Disabling segmentation
You may find that Algolia segments a word you wouldn’t expect. For example, the engine automatically segments the German brand “Volkswagen” as “volks” and “wagen”. But as this is a brand name, it shouldn’t be segmented for the most relevant results. In this case, you can turn off segmentation for this entry.
- Navigate to the Dictionaries page in the left sidebar menu of the dashboard.
- Search for and select the language whose segmentation rules you want to inspect on the screen’s top right. Segmentation dictionaries are language-specific.
- Select the Words Segmentation dictionary.
- Enter a word into the input bar. You can’t use spaces in this input.
- Below, under Algolia segmentation, the dashboard displays how the engine interprets the word. Select the Edit button to the right. An input will appear below with the word from the input autofilled.
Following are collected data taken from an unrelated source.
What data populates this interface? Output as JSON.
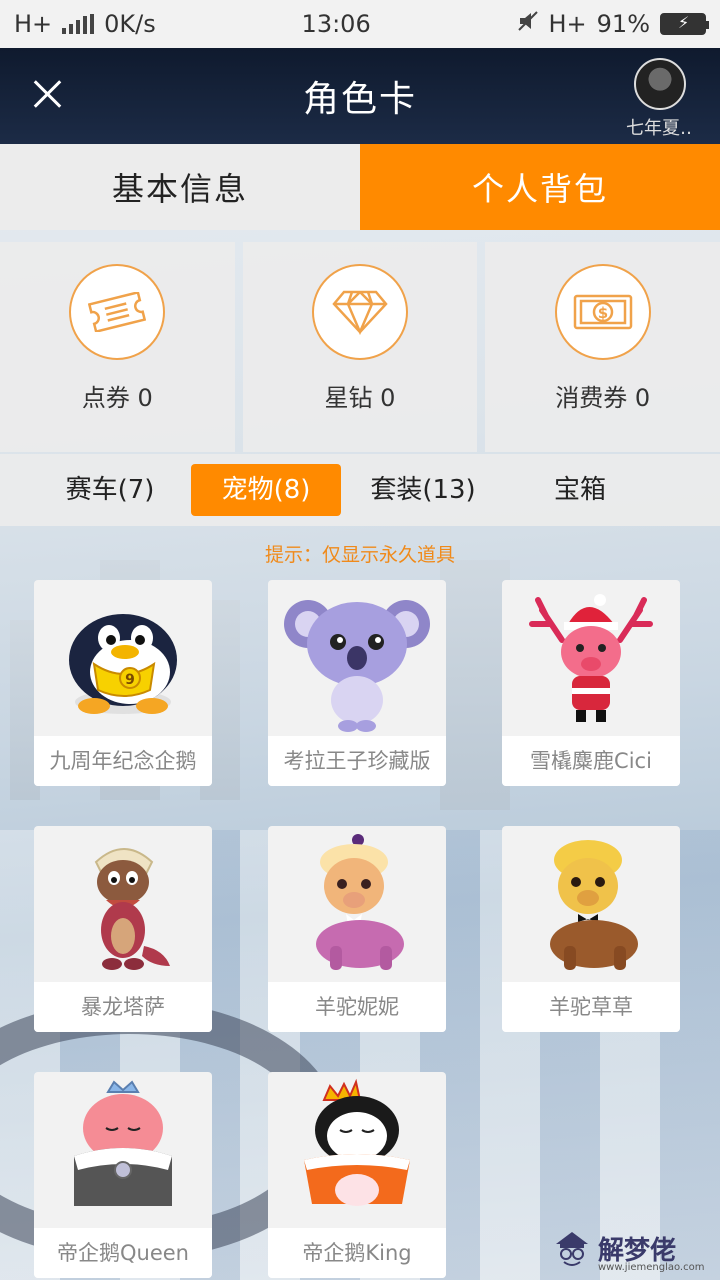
{
  "status_bar": {
    "network_left": "H+",
    "speed": "0K/s",
    "time": "13:06",
    "network_right": "H+",
    "battery": "91%"
  },
  "header": {
    "title": "角色卡",
    "username": "七年夏‥"
  },
  "tabs": [
    {
      "label": "基本信息",
      "active": false
    },
    {
      "label": "个人背包",
      "active": true
    }
  ],
  "currencies": [
    {
      "icon": "ticket-icon",
      "label": "点券 0"
    },
    {
      "icon": "diamond-icon",
      "label": "星钻 0"
    },
    {
      "icon": "dollar-bill-icon",
      "label": "消费券 0"
    }
  ],
  "categories": [
    {
      "label": "赛车(7)",
      "active": false
    },
    {
      "label": "宠物(8)",
      "active": true
    },
    {
      "label": "套装(13)",
      "active": false
    },
    {
      "label": "宝箱",
      "active": false
    }
  ],
  "hint": "提示：仅显示永久道具",
  "pets": [
    {
      "name": "九周年纪念企鹅",
      "icon": "penguin-icon"
    },
    {
      "name": "考拉王子珍藏版",
      "icon": "koala-icon"
    },
    {
      "name": "雪橇麋鹿Cici",
      "icon": "reindeer-icon"
    },
    {
      "name": "暴龙塔萨",
      "icon": "dinosaur-icon"
    },
    {
      "name": "羊驼妮妮",
      "icon": "alpaca-pink-icon"
    },
    {
      "name": "羊驼草草",
      "icon": "alpaca-brown-icon"
    },
    {
      "name": "帝企鹅Queen",
      "icon": "penguin-queen-icon"
    },
    {
      "name": "帝企鹅King",
      "icon": "penguin-king-icon"
    }
  ],
  "watermark": {
    "text": "解梦佬",
    "url": "www.jiemenglao.com"
  },
  "colors": {
    "accent": "#ff8a00",
    "hint": "#f08a1a",
    "header_bg": "#142238"
  }
}
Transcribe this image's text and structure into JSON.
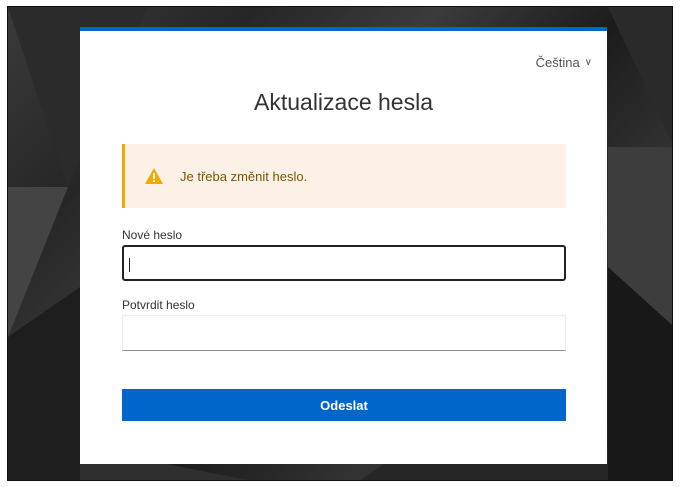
{
  "language": {
    "selected": "Čeština",
    "chevron": "chevron-down-icon"
  },
  "page": {
    "title": "Aktualizace hesla"
  },
  "alert": {
    "icon": "warning-icon",
    "message": "Je třeba změnit heslo."
  },
  "form": {
    "new_password": {
      "label": "Nové heslo",
      "value": ""
    },
    "confirm_password": {
      "label": "Potvrdit heslo",
      "value": ""
    },
    "submit_label": "Odeslat"
  },
  "colors": {
    "accent": "#0066cc",
    "warning": "#f0ab00",
    "alert_bg": "#fdf0e7"
  }
}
- Select Keep as is as the Action.
- Select Review and Save to save this and any other changes.
Uploading and downloading customizations
You may have curated your own list of custom segmentation for your use case. You can upload them in bulk in either CSV or JSON format using the Actions button with the gear icon.
See the expected formats below.
CSV format
1
2
3
word, decomposition, language, objectID
gyprocplaten,"gyproc,platen",nl,1
volkswagen,"volkswagen",de,2
JSON format
1
2
3
4
5
6
7
8
9
10
11
12
13
14
[
{
"word":"gyprocplaten",
"decomposition":["gyproc", "platen"],
"language":"nl",
"objectID":"1"
},
{
"word":"volkswagen",
"decomposition":["volkswagen"],
"language":"de",
"objectID":"2"
}
]
Using the Actions button, you can also download all custom alternatives from a dictionary, either in CSV or JSON format. You may choose to do this regularly to keep track of alternatives you added at a particular time.